Hot bulb engines share the same basic components as the vast majority of other internal combustion engines. The detonation, or combustion of gases, pushes a piston housed inside a cylinder. The piston is connected to a flywheel via a crankshaft and connecting rod. This allows the engine to convert heat energy (the combustion) to mechanical energy at the flywheel. The flywheel then drives whatever mechanical component is attached to it.

Unlike gasoline and diesel engines, combustion in a hot bulb engine takes place in a separate chamber referred to as the "hot bulb," or "vaporizer." Essentially the hot bulb extends horizontally off the front of the engine, usually nearest the cylinder. Most hot bulbs looked something like a darning mushroom. The bulb contains a plate of metal, almost like a tea cup saucer, that would heat along with the bulb.

A fuel nozzle, usually a small metered orifice valve, dripped fuel into the hot bulb. The fuel would hit the metal plate, vaporize, mix with air and ignite. A narrow passage connected the bulb and the cylinder. The expanding gases would shoot down the small passage and move the piston in the cylinder.

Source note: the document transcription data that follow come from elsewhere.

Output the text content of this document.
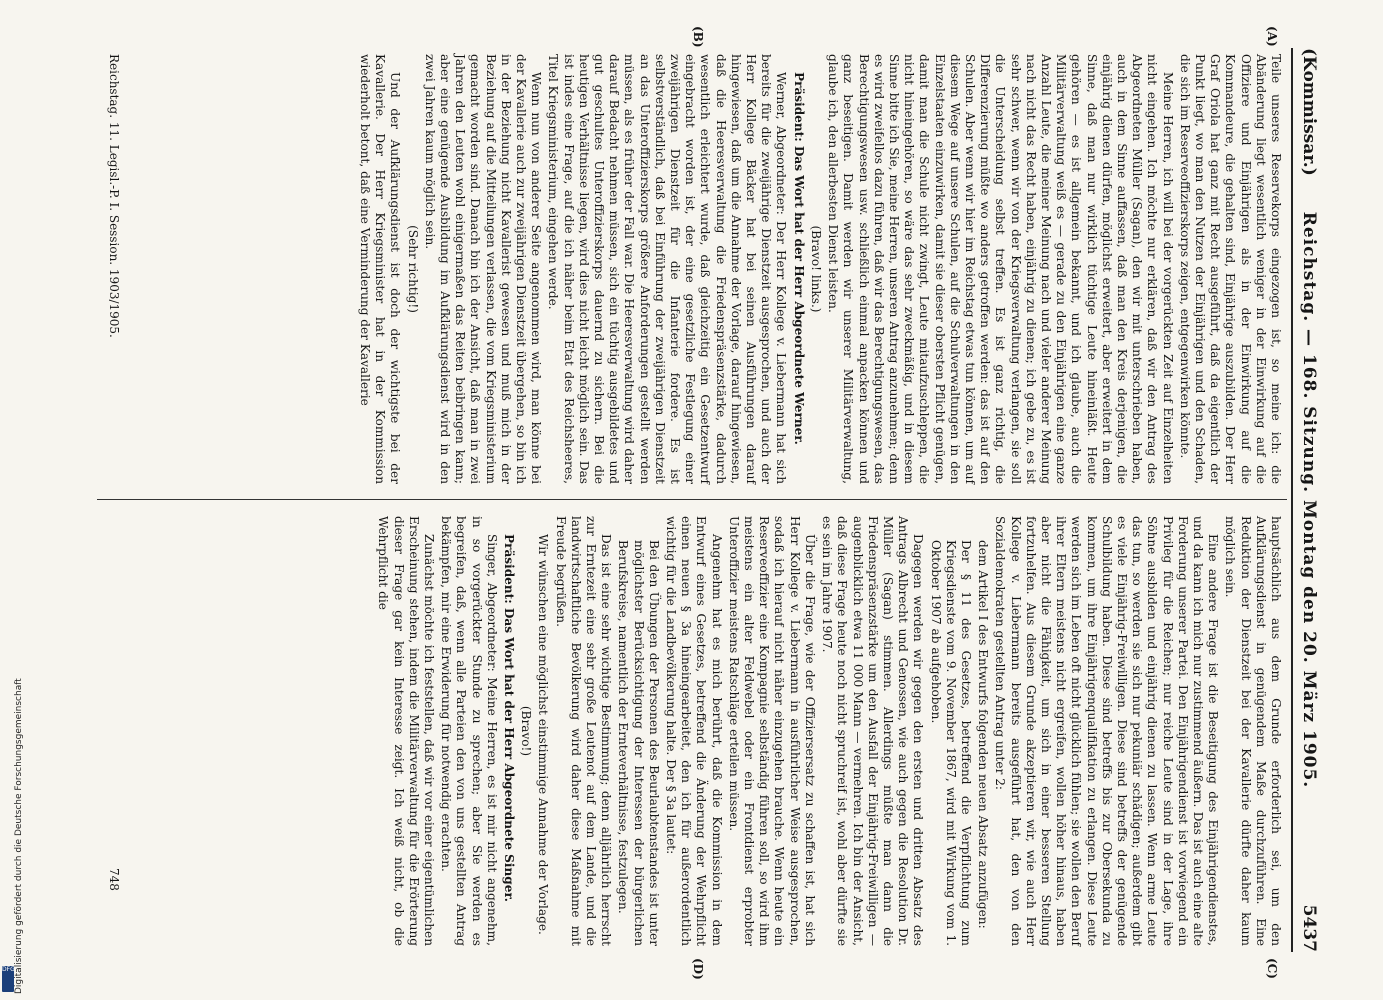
(Kommissar.)
Reichstag. — 168. Sitzung. Montag den 20. März 1905.
5437
(A)
(B)
(C)
(D)

Teile unseres Reservekorps eingezogen ist, so meine ich: die Abänderung liegt wesentlich weniger in der Einwirkung auf die Offiziere und Einjährigen als in der Einwirkung auf die Kommandeure, die gehalten sind, Einjährige auszubilden. Der Herr Graf Oriola hat ganz mit Recht ausgeführt, daß da eigentlich der Punkt liegt, wo man den Nutzen der Einjährigen und den Schaden, die sich im Reserveoffizierskorps zeigen, entgegenwirken könnte.

Meine Herren, ich will bei der vorgerückten Zeit auf Einzelheiten nicht eingehen. Ich möchte nur erklären, daß wir den Antrag des Abgeordneten Müller (Sagan), den wir mit unterschrieben haben, auch in dem Sinne auffassen, daß man den Kreis derjenigen, die einjährig dienen dürfen, möglichst erweitert, aber erweitert in dem Sinne, daß man nur wirklich tüchtige Leute hineinläßt. Heute gehören — es ist allgemein bekannt, und ich glaube, auch die Militärverwaltung weiß es — gerade zu den Einjährigen eine ganze Anzahl Leute, die meiner Meinung nach und vieler anderer Meinung nach nicht das Recht haben, einjährig zu dienen; ich gebe zu, es ist sehr schwer, wenn wir von der Kriegsverwaltung verlangen, sie soll die Unterscheidung selbst treffen. Es ist ganz richtig, die Differenzierung müßte wo anders getroffen werden: das ist auf den Schulen. Aber wenn wir hier im Reichstag etwas tun können, um auf diesem Wege auf unsere Schulen, auf die Schulverwaltungen in den Einzelstaaten einzuwirken, damit sie dieser obersten Pflicht genügen, damit man die Schule nicht zwingt, Leute mitaufzuschleppen, die nicht hineingehören, so wäre das sehr zweckmäßig, und in diesem Sinne bitte ich Sie, meine Herren, unseren Antrag anzunehmen; denn es wird zweifellos dazu führen, daß wir das Berechtigungswesen, das Berechtigungswesen usw. schließlich einmal anpacken können und ganz beseitigen. Damit werden wir unserer Militärverwaltung, glaube ich, den allerbesten Dienst leisten.

(Bravo! links.)

Präsident: Das Wort hat der Herr Abgeordnete Werner.

Werner, Abgeordneter: Der Herr Kollege v. Liebermann hat sich bereits für die zweijährige Dienstzeit ausgesprochen, und auch der Herr Kollege Bäcker hat bei seinen Ausführungen darauf hingewiesen, daß um die Annahme der Vorlage, darauf hingewiesen, daß die Heeresverwaltung die Friedenspräsenzstärke, dadurch wesentlich erleichtert wurde, daß gleichzeitig ein Gesetzentwurf eingebracht worden ist, der eine gesetzliche Festlegung einer zweijährigen Dienstzeit für die Infanterie fordere. Es ist selbstverständlich, daß bei Einführung der zweijährigen Dienstzeit an das Unteroffizierskorps größere Anforderungen gestellt werden müssen, als es früher der Fall war. Die Heeresverwaltung wird daher darauf Bedacht nehmen müssen, sich ein tüchtig ausgebildetes und gut geschultes Unteroffizierskorps dauernd zu sichern. Bei die heutigen Verhältnisse liegen, wird dies nicht leicht möglich sein. Das ist indes eine Frage, auf die ich näher beim Etat des Reichsheeres, Titel Kriegsministerium, eingehen werde.

Wenn nun von anderer Seite angenommen wird, man könne bei der Kavallerie auch zur zweijährigen Dienstzeit übergehen, so bin ich in der Beziehung nicht Kavallerist gewesen und muß mich in der Beziehung auf die Mitteilungen verlassen, die vom Kriegsministerium gemacht worden sind. Danach bin ich der Ansicht, daß man in zwei Jahren den Leuten wohl einigermaßen das Reiten beibringen kann; aber eine genügende Ausbildung im Aufklärungsdienst wird in den zwei Jahren kaum möglich sein.

(Sehr richtig!)

Und der Aufklärungsdienst ist doch der wichtigste bei der Kavallerie. Der Herr Kriegsminister hat in der Kommission wiederholt betont, daß eine Verminderung der Kavallerie

hauptsächlich aus dem Grunde erforderlich sei, um den Aufklärungsdienst in genügendem Maße durchzuführen. Eine Reduktion der Dienstzeit bei der Kavallerie dürfte daher kaum möglich sein.

Eine andere Frage ist die Beseitigung des Einjährigendienstes, und da kann ich mich nur zustimmend äußern. Das ist auch eine alte Forderung unserer Partei. Den Einjährigendienst ist vorwiegend ein Privileg für die Reichen; nur reiche Leute sind in der Lage, ihre Söhne ausbilden und einjährig dienen zu lassen. Wenn arme Leute das tun, so werden sie sich nur pekuniär schädigen; außerdem gibt es viele Einjährig-Freiwilligen. Diese sind betreffs der genügende Schulbildung haben. Diese sind betreffs bis zur Obersekunda zu kommen, um ihre Einjährigenqualifikation zu erlangen. Diese Leute werden sich im Leben oft nicht glücklich fühlen; sie wollen den Beruf ihrer Eltern meistens nicht ergreifen, wollen höher hinaus, haben aber nicht die Fähigkeit, um sich in einer besseren Stellung fortzuhelfen. Aus diesem Grunde akzeptieren wir, wie auch Herr Kollege v. Liebermann bereits ausgeführt hat, den von den Sozialdemokraten gestellten Antrag unter 2:

dem Artikel I des Entwurfs folgenden neuen Absatz anzufügen:

Der § 11 des Gesetzes, betreffend die Verpflichtung zum Kriegsdienste vom 9. November 1867, wird mit Wirkung vom 1. Oktober 1907 ab aufgehoben.

Dagegen werden wir gegen den ersten und dritten Absatz des Antrags Albrecht und Genossen, wie auch gegen die Resolution Dr. Müller (Sagan) stimmen. Allerdings müßte man dann die Friedenspräsenzstärke um den Ausfall der Einjährig-Freiwilligen — augenblicklich etwa 11 000 Mann — vermehren. Ich bin der Ansicht, daß diese Frage heute noch nicht spruchreif ist, wohl aber dürfte sie es sein im Jahre 1907.

Über die Frage, wie der Offiziersersatz zu schaffen ist, hat sich Herr Kollege v. Liebermann in ausführlicher Weise ausgesprochen, sodaß ich hierauf nicht näher einzugehen brauche. Wenn heute ein Reserveoffizier eine Kompagnie selbständig führen soll, so wird ihm meistens ein alter Feldwebel oder ein Frontdienst erprobter Unteroffizier meistens Ratschläge erteilen müssen.

Angenehm hat es mich berührt, daß die Kommission in dem Entwurf eines Gesetzes, betreffend die Änderung der Wehrpflicht einen neuen § 3a hineingearbeitet, den ich für außerordentlich wichtig für die Landbevölkerung halte. Der § 3a lautet:

Bei den Übungen der Personen des Beurlaubtenstandes ist unter möglichster Berücksichtigung der Interessen der bürgerlichen Berufskreise, namentlich der Ernteverhältnisse, festzulegen.

Das ist eine sehr wichtige Bestimmung; denn alljährlich herrscht zur Erntezeit eine sehr große Leutenot auf dem Lande, und die landwirtschaftliche Bevölkerung wird daher diese Maßnahme mit Freude begrüßen.

Wir wünschen eine möglichst einstimmige Annahme der Vorlage.

(Bravo!)

Präsident: Das Wort hat der Herr Abgeordnete Singer.

Singer, Abgeordneter: Meine Herren, es ist mir nicht angenehm, in so vorgerückter Stunde zu sprechen; aber Sie werden es begreifen, daß, wenn alle Parteien den von uns gestellten Antrag bekämpfen, mir eine Erwiderung für notwendig erachten.

Zunächst möchte ich feststellen, daß wir vor einer eigentümlichen Erscheinung stehen, indem die Militärverwaltung für die Erörterung dieser Frage gar kein Interesse zeigt. Ich weiß nicht, ob die Wehrpflicht die

Reichstag. 11. Legisl.-P. I. Session. 1903/1905.
748
Digitalisierung gefördert durch die Deutsche Forschungsgemeinschaft
DFG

Gas engines use electricity to fire a spark plug and rotate the crankshaft to get the engine going. Hot bulb engines do not have this luxury. On a mild day -- about 60 degrees Fahrenheit (15.6 degrees Celsius) -- the bulb must be heated for anywhere from two to five minutes, and up to half an hour on cold days or on larger engines. This initial heat, developed with a blow torch in the early days and later through coil and spark plugs, vaporizes the first charge of fuel.

An operator spun the engine's flywheel, the biggest and heaviest part of the entire assembly, (often weighing hundreds of pounds on even the small engines), by hand until the combustion process was going and the engine was up and running.

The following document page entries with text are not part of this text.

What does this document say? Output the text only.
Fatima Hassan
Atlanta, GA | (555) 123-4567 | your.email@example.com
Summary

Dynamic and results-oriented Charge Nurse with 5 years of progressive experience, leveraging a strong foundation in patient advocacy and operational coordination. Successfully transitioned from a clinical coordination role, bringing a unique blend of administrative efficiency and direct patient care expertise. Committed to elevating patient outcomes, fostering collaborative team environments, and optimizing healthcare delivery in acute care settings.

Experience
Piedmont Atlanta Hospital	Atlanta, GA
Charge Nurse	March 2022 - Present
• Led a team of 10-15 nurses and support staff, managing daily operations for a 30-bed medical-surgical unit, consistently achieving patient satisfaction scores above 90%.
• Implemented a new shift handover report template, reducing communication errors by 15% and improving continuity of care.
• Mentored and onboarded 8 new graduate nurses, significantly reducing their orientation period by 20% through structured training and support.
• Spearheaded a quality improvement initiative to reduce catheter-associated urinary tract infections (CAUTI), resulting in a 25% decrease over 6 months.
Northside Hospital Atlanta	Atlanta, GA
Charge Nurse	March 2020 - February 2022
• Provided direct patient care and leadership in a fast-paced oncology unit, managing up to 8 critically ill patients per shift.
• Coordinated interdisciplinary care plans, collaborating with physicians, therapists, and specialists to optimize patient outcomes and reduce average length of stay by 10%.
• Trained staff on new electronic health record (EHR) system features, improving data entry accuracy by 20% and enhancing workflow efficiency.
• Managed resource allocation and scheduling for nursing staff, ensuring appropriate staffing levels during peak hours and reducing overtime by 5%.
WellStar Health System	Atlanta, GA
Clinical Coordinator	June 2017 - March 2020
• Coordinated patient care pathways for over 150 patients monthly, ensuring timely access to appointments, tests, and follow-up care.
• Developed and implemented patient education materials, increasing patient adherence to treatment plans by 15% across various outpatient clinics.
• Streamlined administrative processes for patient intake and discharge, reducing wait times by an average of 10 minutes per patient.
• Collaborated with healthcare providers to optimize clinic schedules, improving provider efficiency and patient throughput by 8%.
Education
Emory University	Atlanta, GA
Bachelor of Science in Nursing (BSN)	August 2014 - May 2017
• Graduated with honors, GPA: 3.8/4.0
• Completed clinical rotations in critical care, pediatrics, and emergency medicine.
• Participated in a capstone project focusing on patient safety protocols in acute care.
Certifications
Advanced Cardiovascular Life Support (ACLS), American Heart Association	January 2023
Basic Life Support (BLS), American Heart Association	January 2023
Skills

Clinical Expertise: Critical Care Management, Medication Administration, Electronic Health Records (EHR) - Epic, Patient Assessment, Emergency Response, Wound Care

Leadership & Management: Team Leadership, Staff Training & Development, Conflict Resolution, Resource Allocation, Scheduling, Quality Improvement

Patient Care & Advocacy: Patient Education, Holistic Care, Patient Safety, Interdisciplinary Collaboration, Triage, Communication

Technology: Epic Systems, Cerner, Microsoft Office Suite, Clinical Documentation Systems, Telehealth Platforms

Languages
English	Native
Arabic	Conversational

Once the engine was up and running the heat of combustion would keep the bulb hot enough to keep vaporizing fuel, and the engine would be largely self-sustaining. However, if the load on the engine dropped, or it was used in a very cold environment, the bulb would need periodic or even constant heating. While seemingly simple and reliable, hot bulb engines could be temperamental and had their fair share of quirks and challenges. The next page will discuss some of those traits.

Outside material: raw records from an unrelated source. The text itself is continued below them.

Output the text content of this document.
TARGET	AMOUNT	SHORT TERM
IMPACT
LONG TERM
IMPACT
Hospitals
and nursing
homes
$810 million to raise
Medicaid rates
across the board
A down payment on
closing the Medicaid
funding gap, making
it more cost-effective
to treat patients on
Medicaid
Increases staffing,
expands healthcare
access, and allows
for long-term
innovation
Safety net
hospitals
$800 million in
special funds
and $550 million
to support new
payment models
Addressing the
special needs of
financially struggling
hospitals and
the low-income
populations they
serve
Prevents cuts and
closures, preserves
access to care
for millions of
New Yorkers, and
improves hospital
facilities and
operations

One of the biggest advantages of hot bulb engines was their ability to use any type of crude fuel. Basically, if the fuel could flow through a pipe and if it would burn then a hot bulb engine could likely run on it.

This aspect of their nature made the engines popular along isolated stretches of oil pipelines, which offered a ready supply of unrefined fuel. The machines were primarily stationary, though there were a few antique tractors that used hot bulb engines for propulsion. As a stationary source of power the machines were ideal for industrial use, whether running a small shop or a small sawmill, they provided steady power for a cheap price. However, because of their low power output to size -- a farm tractor needed a hot bulb engine of about 20 liters to function -- the engines were not used in larger industrial applications like powering a mill.

Preston Foster, curator of collections at the Coolspring Power Museum and a professional antique engine restoration specialist, said hot bulb engines were ideal for their time and place, but did have some drawbacks.

For instance, hot bulb engines did not run well on more refined fuels, such as gas or diesel. "It was mostly kerosene and other less refined fuels," Foster said.

The engines, especially the two-stroke variety, were also prone running backwards, to becoming overpowered with fuel and running almost out of control before the governor could catch up. Foster said the engine components were made at a time when engine metallurgy and machining were relatively crude, parts could break easily, and finding replacements was difficult.

On the American-made two-stroke models the engine would occasionally scavenge oil from the crankcase to use as fuel, robbing itself of lubrication.

It was these drawbacks, compounded by improvements in metallurgy and machining, that led to the downfall of the hot bulb engine.

By the early 20th century most of the problems with machining efficient and strong gas and diesel engines were worked out. Engineers also solved the problems associated with spark ignition, compression ignition, timing and governing of engine speed and power. There was also a growing accessibility to more refined, and therefore more efficient, fuel. All these factors led to the slow death of the hot bulb engines.

Consider the power behind a hot bulb engine. Though they were built large enough to generate 60 horsepower their compression ratio remained small, about 5 to 1. Even a crude diesel engine could generate a compression ration of about 15 to 1. This meant more power and more torque, all in a smaller, more convenient package.

Hot bulb engines were used in Scandinavia until the 1930s, and are still seen, albeit rarely, in canal boats in England. However, for the most part, hot bulb engines are now more curiosities rather than useful tools.

"It was a great source for its time and place," Foster said, adding hot bulb engines simply couldn't keep pace with changes in technology. "I think you could say it was the missing link between the first engines and modern engines," he said.